Luther Dickinson – Blues & Ballads | Album Review

lutherdickinsoncdLuther Dickinson – Blues & Ballads: A Folksinger’s Songbook, Volumes I and II

New West Records

CD: 21 Songs, 60:14 Minutes

Styles: Traditional Acoustic Blues and Folk

Once in a blue moon – or, in the case of 2016’s Summer Solstice, a strawberry moon – a traditional acoustic blues album comes along that turns fans’ hearts toward the genre’s early days so powerfully that they’d forsake all current “music” for such times to return. To make a long sentence short: this is it. Mississippi’s Luther Dickinson, of the North Mississippi All-Stars, pours his all into Blues & Ballads: A Folksinger’s Songbook, Volumes I and II. Technically, this is a blues and folk album. Purists might not like it, because they want to be reminded of Jim Jackson instead of Jackson Browne. Nevertheless, if listeners close their eyes, they might believe Luther’s twenty-one original tracks were recorded in the early 20th century, not the early 21st.

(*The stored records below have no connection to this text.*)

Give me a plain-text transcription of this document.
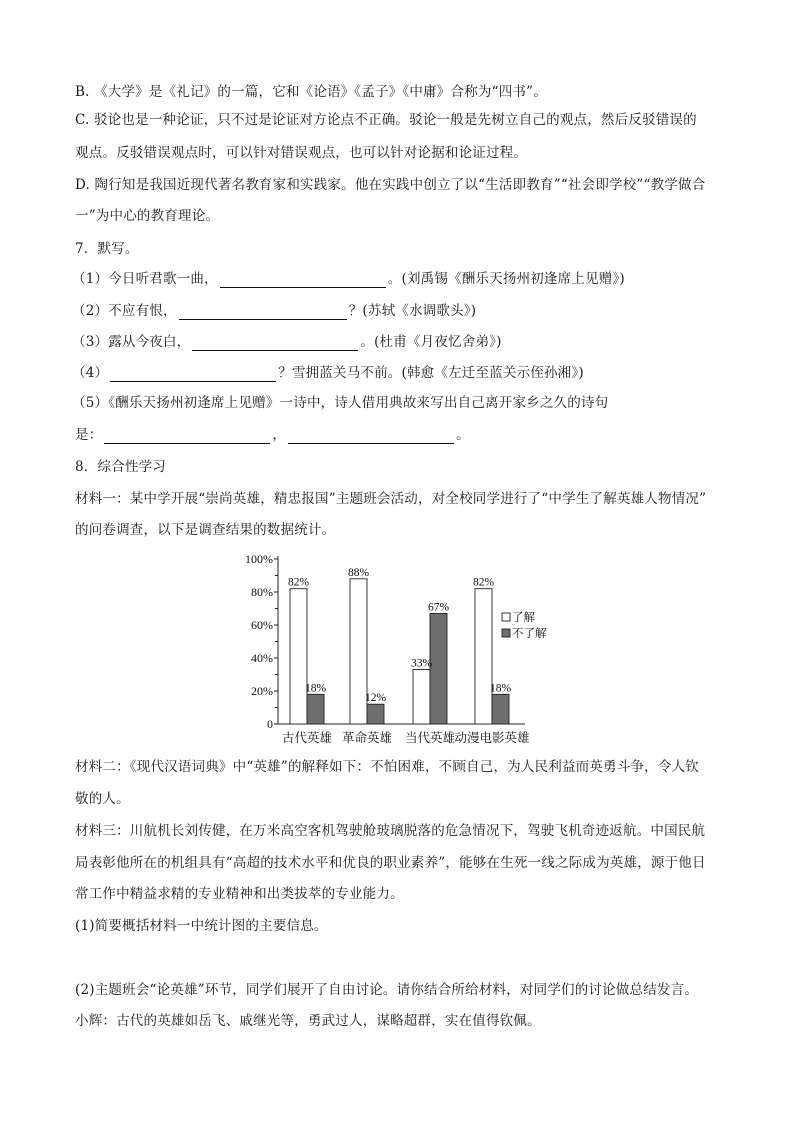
B. 《大学》是《礼记》的一篇，它和《论语》《孟子》《中庸》合称为“四书”。
C. 驳论也是一种论证，只不过是论证对方论点不正确。驳论一般是先树立自己的观点，然后反驳错误的
观点。反驳错误观点时，可以针对错误观点，也可以针对论据和论证过程。
D. 陶行知是我国近现代著名教育家和实践家。他在实践中创立了以“生活即教育”“社会即学校”“教学做合
一”为中心的教育理论。
7．默写。
（1）今日听君歌一曲，	。(刘禹锡《酬乐天扬州初逢席上见赠》)
（2）不应有恨，	？(苏轼《水调歌头》)
（3）露从今夜白，	。(杜甫《月夜忆舍弟》)
（4）	？雪拥蓝关马不前。(韩愈《左迁至蓝关示侄孙湘》)
（5）《酬乐天扬州初逢席上见赠》一诗中，诗人借用典故来写出自己离开家乡之久的诗句
是：	，	。
8．综合性学习
材料一：某中学开展“崇尚英雄，精忠报国”主题班会活动，对全校同学进行了“中学生了解英雄人物情况”
的问卷调查，以下是调查结果的数据统计。
0
20%
40%
60%
80%
100%
82%
18%
古代英雄
88%
12%
革命英雄
33%
67%
当代英雄
82%
18%
动漫电影英雄
了解
不了解
材料二：《现代汉语词典》中“英雄”的解释如下：不怕困难，不顾自己，为人民利益而英勇斗争，令人钦
敬的人。
材料三：川航机长刘传健，在万米高空客机驾驶舱玻璃脱落的危急情况下，驾驶飞机奇迹返航。中国民航
局表彰他所在的机组具有“高超的技术水平和优良的职业素养”，能够在生死一线之际成为英雄，源于他日
常工作中精益求精的专业精神和出类拔萃的专业能力。
(1)简要概括材料一中统计图的主要信息。
(2)主题班会“论英雄”环节，同学们展开了自由讨论。请你结合所给材料，对同学们的讨论做总结发言。
小辉：古代的英雄如岳飞、戚继光等，勇武过人，谋略超群，实在值得钦佩。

In the Editorial Reviews section of the album’s site on, Dickinson is quoted: “Blues and Ballads, this acoustic collection of songs interpreted simply, recorded live, solo or with a small group of friends, celebrates my relationship between music, songs, the written word and legacy…I represent the Memphis underground and the mid-south region’s music. This art is not for the masses. It is meant to wither and fade and then rise from the ashes again and again, evolving and mutating.”

With Luther on guitar, vocals, mandolin, piano, and coffee can diddley-bo are Sharde Thomas on drums, fife and vocals; Amy LaVere on upright bass and vocals; Lillie Mae Rische on fiddle and vocals; Charles Hodges on B3 organ and piano; Paul Taylor on tub bass; Jimmy Crosthwait on washboard, cardboard box and maracas; Sharisse and Shontel Norman on vocals; Will Sexton on drums and acoustic guitar; special guest star Mavis Staples on vocals; JJ Grey on vocals; Jason Isbell on slide guitar; Dominic Davis on upright bass; Boo Mitchell on “love and happiness conga”; Alvin Youngblood Hart on guitar and vocals; and Jimbo Mathus on banjo and vocals.

It’s truly impossible to pick the three best songs on this CD, but yours truly shall attempt it.

Track 03: “Bang Bang Lulu” – This serpentine, tongue-in-cheek shuffle features piano, fiddle, and guitar hotter than Hades. Its chorus isn’t tepid, either: “Bang, bang, Lulu – don’t bang away so strong. What you gonna do for bangin’ when Lulu’s dead and gone?” If it doesn’t get people up and dancing, nothing will. Track three is the kind of voodoo-magic tune that makes people wonder if some artists do sell their souls to play the blues.

Track 08: “Ain’t No Grave” – Mavis Staples displays commanding vocal prowess on a dynamite duet with Dickinson. The theme of their waltzing ballad is familiar yet comforting: Death does not have the final say when it comes to our loved ones. “I would hope to be as brave as he was on judgment day. Ain’t no grave hold his body down. Ain’t no grave hold his body down.” This song is haunted. So shall anyone be who hears and ponders it.

Track 15: “Mojo, Mojo” – Speaking of voodoo, where does a blues artist’s inspiration go when it vanishes? Our narrator desperately wants to know: “Mojo, mojo, where you been? ‘Been to hell and back, and back again.’ Mojo, mojo, where’d you go? ‘Believe me, son, you don’t want to know.’” The best thing about this song is the eerie guitar, whom some might imagine is being strummed by a skeletal hand.

There’s an old saying that “true art never sells,” but Blues & Ballads should go platinum!